As workplace safety and health advocates figure out how to fix workplace safety regulations in the wake of the West, Texas explosion, they agree that one focus should be speeding the passage of new rules. Though the notoriously slow rulemaking process wasn’t a factor in the West, Texas explosion, it has been the cause of numerous other workplace fatalities, and could delay efforts to prevent another tragedy like West.
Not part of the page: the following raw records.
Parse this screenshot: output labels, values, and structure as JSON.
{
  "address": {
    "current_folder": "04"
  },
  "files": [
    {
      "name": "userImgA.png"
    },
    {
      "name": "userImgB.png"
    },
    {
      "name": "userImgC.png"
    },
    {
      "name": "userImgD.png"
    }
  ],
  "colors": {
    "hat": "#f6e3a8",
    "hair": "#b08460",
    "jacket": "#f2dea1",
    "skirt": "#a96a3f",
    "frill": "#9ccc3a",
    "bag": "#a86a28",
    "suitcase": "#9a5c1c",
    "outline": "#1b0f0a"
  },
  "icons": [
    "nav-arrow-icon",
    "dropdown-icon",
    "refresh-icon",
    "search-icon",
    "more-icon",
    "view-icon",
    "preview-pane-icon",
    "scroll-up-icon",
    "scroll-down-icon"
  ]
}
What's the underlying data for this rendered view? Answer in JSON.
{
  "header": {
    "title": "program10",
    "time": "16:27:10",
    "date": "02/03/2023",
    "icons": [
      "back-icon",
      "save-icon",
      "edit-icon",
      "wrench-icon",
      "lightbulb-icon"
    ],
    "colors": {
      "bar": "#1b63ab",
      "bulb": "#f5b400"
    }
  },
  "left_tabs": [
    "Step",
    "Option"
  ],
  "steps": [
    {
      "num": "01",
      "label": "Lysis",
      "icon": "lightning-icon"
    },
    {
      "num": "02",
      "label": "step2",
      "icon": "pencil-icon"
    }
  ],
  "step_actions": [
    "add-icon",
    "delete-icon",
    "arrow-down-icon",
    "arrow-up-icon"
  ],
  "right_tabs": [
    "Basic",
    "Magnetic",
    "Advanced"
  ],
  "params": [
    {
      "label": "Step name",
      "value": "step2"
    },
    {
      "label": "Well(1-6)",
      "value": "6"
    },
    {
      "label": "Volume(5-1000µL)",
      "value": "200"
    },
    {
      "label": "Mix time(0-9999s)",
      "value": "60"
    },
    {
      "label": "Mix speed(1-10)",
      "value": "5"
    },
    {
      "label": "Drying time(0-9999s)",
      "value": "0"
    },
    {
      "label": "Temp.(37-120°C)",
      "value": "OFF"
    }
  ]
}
For instance, four years before a tragic explosion in West Virginia’s Upper Big Branch mine as a result of coal dust build-up, the U.S. Chemical Safety Board issued a report recommending that the Occupational Safety and Health Administration (OSHA) write a rule to prevent the accumulation of combustible dust. But it was not until 2009 that OSHA began the process of gathering information to write a rule. Then in 2010, OSHA downgraded the rule to a “long term action,” delaying the draft rule’s required approval by a Small Business Advocacy Review Panel (SBARP). On April 5, 2010, the coal dust at Upper Big Branch sparked, and the resulting explosion killed 29 miners.

Yet the combustible-dust rule is still awaiting SBARP pre-approval.

Keith Wrightson, worker safety and health advocate for the watchdog group Public Citizen, says, “Based on previous experience with OSHA, it is likely that it will take 8 to 12 years to issue a final rule for combustible dust.”